Les prix des produits agricoles se sont envolés
En France, en Janvier 2023, les prix des produits agricoles à la production ont augmenté de 10 % par rapport à Janvier 2022. Par ailleurs ils ont augmenté en moyenne de 27 % par rapport à la moyenne 5 ans, 2018-2022. Cela se traduit par une hausse de 42 % pour les céréales et de 24 % pour les oléagineux.. Les augmentations sont importantes aussi pour les produits animaux, 30 % pour la viande bovine, 36% pour le lait et même 88 % pour les œufs. Les prix des produits alimentaires à la consommation aont augmenté de 14 % en 12 mois et de 18 % par rapport à la moyenne 5 ans. Les revenus agricoles ont fortement augmenté en 2021 et 2022. Le chiffre d’affaires de la ferme France est passé en deux ans de 75 à 95 milliards € (Md€) et la valeur ajoutée de 33 à 43 Md€. Le résultat net par actif non salarié a pu progresser de 28 % en 2021 et de 36 % en 2022.
La PAC ne permet plus d’empêcher la spéculation
Les États Unis n’ont pas réagi face à cette spéculation car ils étaient obsédés par leur sécurité énergétique et consacraient 42 % de leur énorme production de maïs pour fabriquer de l’éthanol. Les Chinois ont continué leur politique de préparation de conflit en constituant des stocks qui représentent plus de la moitié de tous les stocks mondiaux et leurs assurent ainsi un an de consommation humaine et animale. L’UE n’a pas anticipé cette guerre et s’est trouvé dans une situation paradoxale d’un pays qui assure largement son autosuffisance en céréales et qui subit néanmoins une inflation importée considérable. La PAC a pourtant été créée après la guerre pour éviter les crises de surproduction ou de pénurie et mutualiser entre pays producteurs et pays consommateurs la gestion de ces crises. Contrairement à ce qui se passe dans d’autres secteurs, les consommateurs doivent manger trois fois par jour alors que la production agricole n’a lieu qu’une fois par an. Un système de régulation des marchés avait été mis en place avec du stockage public et une protection douanière. Le système a été tellement efficace qu’en quelques années, l’UE a été capable d’assurer son auto suffisance au prix cependant de dépenses budgétaires excessives et d’une concurrence considéré comme déloyale sur les marchés mondiaux.

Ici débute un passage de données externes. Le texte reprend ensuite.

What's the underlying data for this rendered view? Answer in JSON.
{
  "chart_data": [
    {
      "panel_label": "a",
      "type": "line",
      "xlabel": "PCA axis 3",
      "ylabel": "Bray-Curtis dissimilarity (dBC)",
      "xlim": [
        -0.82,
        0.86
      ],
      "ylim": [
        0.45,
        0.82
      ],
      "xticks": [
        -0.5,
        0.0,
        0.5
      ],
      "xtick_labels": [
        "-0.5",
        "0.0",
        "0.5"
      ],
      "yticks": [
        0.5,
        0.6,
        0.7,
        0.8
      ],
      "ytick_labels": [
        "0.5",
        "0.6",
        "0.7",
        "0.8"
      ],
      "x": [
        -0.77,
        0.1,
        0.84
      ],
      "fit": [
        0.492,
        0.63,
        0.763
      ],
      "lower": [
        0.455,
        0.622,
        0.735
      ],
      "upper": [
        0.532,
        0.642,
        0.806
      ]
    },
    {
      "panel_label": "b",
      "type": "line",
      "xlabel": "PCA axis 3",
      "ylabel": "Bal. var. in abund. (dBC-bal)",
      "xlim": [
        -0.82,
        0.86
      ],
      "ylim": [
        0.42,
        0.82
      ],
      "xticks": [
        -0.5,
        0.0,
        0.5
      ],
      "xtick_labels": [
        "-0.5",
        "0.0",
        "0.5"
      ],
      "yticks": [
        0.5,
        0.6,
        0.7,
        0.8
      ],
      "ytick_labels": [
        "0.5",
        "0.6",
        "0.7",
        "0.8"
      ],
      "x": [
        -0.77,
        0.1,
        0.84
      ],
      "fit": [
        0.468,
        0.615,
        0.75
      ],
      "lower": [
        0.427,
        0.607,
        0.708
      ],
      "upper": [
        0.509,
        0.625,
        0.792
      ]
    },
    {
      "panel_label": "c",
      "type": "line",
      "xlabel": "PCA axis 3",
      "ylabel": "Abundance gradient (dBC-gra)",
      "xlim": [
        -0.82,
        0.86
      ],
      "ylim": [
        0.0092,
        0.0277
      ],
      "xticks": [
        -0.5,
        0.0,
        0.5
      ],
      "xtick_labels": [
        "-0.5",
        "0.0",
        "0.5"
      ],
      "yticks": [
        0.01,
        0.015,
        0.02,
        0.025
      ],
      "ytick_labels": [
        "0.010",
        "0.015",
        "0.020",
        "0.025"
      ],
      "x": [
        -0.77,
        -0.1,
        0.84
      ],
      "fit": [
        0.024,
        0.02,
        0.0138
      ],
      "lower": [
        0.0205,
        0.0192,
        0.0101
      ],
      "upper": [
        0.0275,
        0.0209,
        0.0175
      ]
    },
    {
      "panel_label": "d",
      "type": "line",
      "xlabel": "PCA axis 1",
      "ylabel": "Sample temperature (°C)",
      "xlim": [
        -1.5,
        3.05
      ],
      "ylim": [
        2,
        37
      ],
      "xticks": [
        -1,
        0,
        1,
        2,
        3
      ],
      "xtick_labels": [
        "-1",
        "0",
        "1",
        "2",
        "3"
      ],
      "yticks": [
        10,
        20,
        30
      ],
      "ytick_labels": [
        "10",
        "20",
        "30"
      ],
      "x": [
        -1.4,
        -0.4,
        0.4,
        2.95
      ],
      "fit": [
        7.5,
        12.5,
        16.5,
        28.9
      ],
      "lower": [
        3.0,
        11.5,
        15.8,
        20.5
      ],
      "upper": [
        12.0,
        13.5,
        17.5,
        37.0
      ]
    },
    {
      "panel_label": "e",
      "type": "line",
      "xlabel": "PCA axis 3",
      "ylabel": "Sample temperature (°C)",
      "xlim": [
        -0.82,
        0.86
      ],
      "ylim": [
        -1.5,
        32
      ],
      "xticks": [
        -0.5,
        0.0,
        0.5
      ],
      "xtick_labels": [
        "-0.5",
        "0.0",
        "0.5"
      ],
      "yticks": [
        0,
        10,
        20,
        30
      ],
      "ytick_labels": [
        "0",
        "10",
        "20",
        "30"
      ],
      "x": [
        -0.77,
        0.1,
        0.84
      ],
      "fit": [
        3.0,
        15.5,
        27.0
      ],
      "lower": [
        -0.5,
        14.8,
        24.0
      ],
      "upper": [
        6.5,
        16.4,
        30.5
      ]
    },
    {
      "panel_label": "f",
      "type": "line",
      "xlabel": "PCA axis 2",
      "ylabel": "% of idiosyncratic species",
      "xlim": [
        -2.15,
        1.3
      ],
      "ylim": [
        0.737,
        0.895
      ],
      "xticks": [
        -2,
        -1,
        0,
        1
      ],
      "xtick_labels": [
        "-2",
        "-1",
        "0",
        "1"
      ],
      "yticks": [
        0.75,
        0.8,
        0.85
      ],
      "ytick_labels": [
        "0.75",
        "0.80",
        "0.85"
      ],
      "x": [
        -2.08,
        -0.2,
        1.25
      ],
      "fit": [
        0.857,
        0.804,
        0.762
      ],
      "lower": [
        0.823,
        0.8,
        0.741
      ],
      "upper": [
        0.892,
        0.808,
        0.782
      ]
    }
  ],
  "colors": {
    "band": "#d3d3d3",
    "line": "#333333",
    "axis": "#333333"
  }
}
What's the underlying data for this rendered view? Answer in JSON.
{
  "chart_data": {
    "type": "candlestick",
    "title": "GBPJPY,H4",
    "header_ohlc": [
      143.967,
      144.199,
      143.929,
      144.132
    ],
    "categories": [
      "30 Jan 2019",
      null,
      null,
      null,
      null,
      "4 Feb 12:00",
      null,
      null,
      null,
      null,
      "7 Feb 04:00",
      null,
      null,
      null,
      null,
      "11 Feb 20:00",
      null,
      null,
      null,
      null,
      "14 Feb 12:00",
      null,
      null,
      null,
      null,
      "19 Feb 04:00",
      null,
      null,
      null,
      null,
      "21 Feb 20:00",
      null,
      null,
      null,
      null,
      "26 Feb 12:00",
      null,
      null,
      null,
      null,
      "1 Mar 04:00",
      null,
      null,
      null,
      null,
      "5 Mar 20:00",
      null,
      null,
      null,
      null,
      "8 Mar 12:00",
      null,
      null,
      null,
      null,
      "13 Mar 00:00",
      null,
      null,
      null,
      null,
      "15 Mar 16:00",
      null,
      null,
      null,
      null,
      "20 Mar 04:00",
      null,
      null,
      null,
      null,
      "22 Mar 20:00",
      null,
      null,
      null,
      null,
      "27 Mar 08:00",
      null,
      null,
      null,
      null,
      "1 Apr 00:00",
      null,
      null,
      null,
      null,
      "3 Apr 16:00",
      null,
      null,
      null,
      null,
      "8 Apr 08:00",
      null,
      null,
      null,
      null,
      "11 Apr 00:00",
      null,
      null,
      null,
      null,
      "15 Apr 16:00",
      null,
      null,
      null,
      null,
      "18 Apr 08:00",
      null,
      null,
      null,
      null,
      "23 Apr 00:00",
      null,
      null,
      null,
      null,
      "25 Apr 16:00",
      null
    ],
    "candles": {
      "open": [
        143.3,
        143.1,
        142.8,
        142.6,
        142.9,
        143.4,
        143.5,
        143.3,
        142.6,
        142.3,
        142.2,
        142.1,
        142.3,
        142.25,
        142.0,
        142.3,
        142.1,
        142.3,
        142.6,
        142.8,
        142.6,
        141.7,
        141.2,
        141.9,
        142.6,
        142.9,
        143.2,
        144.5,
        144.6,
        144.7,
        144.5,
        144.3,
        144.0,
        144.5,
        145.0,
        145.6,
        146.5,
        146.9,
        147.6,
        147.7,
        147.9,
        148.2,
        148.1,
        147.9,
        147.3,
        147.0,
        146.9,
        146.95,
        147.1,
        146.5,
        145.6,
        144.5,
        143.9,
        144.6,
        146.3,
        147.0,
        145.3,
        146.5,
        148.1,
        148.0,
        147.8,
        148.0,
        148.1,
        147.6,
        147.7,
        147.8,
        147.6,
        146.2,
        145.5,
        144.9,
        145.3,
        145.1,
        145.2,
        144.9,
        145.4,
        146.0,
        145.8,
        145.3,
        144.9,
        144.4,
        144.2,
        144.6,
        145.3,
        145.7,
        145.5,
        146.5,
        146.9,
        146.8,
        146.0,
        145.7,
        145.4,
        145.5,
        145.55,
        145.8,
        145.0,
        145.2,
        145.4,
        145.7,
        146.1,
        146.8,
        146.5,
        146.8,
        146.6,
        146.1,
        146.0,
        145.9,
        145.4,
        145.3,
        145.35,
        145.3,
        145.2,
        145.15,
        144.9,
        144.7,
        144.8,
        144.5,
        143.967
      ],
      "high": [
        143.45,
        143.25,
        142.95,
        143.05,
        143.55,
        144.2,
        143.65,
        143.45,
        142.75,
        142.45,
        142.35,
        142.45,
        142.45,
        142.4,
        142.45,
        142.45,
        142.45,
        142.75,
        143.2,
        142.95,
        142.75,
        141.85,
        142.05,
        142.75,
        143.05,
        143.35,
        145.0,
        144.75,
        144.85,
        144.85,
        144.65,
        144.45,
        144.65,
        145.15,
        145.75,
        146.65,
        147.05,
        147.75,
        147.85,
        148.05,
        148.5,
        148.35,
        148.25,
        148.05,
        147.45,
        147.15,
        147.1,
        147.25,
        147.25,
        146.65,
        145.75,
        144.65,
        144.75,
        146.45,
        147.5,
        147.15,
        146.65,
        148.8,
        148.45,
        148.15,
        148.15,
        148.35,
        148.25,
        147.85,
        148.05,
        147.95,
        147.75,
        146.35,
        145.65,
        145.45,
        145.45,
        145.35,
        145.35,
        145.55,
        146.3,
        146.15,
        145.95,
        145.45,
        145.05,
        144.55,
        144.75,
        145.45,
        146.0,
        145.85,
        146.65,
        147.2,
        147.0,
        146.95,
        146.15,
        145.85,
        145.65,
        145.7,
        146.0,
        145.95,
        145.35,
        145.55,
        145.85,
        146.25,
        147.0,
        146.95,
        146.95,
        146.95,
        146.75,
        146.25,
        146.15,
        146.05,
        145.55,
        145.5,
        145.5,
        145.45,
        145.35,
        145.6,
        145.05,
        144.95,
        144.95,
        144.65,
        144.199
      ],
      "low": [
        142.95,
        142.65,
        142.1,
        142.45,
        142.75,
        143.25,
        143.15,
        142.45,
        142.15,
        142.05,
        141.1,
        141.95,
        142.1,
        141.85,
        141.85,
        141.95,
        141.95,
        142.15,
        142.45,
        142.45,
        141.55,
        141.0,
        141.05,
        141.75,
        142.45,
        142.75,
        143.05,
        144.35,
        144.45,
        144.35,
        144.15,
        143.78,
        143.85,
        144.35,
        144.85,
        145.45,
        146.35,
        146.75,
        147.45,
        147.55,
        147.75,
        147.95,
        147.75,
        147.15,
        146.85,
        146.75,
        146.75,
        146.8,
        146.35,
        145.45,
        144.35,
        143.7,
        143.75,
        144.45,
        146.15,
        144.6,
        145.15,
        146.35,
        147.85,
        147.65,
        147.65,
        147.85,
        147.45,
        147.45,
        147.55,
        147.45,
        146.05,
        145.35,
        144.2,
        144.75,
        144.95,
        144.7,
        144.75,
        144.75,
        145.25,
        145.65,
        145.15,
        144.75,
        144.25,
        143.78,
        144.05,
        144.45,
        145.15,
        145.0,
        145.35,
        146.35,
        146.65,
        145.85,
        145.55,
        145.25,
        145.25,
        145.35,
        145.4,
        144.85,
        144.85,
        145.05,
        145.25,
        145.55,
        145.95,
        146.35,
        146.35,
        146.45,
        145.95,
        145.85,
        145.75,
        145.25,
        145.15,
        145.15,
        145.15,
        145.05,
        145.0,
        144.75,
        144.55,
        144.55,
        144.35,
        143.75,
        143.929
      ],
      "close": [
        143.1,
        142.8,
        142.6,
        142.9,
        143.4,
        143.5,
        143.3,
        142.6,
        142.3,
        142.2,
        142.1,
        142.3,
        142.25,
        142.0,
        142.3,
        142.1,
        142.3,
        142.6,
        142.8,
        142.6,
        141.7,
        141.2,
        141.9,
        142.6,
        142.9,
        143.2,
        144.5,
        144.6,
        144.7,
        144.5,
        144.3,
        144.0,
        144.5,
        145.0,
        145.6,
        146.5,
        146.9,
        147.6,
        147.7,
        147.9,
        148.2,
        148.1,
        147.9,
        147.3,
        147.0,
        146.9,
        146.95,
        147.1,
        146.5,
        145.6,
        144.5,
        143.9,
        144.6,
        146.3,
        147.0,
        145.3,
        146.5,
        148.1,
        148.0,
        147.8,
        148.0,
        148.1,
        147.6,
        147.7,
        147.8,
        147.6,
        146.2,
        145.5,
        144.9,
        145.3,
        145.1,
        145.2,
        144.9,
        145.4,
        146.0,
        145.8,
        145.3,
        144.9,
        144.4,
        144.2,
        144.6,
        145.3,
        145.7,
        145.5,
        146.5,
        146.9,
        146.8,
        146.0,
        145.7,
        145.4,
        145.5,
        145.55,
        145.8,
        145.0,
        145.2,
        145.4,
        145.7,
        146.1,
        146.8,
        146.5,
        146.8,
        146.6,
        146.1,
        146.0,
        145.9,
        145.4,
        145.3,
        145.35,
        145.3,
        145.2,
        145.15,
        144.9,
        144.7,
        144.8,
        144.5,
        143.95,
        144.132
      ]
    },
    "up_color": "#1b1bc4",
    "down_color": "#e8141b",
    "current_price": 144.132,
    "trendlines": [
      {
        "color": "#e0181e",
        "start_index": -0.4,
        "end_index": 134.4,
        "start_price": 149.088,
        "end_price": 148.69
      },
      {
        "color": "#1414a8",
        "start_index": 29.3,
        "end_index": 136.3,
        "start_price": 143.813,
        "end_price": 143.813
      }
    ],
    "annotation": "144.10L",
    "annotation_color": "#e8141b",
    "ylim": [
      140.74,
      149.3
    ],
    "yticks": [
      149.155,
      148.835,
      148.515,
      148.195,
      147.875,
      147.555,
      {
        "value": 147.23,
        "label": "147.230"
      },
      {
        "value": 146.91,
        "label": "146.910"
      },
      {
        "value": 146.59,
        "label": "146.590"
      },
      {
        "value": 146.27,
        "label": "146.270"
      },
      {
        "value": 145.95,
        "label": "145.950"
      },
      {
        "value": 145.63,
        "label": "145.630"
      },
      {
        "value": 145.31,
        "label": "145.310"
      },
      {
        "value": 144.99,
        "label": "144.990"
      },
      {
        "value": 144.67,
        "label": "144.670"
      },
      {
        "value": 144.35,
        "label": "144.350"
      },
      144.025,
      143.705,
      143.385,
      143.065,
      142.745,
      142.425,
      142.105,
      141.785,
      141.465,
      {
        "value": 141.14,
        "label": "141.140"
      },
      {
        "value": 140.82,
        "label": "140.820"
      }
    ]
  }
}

Depuis 1992, l’UE a adopté une politique néolibérale qui a permis dans un premier temps une pression forte sur les prix compensée en partie par des aides directes au revenu. Mais la guerre d’Ukraine a provoqué un retournement des prix sur les marchés mondiaux, retournement qui a provoqué une inflation importante sur les prix des produits alimentaires sans que l’UE ait été capable d’endiguer cette inflation dans la mesure où elle ne disposait plus des instruments de régulation nécessaires.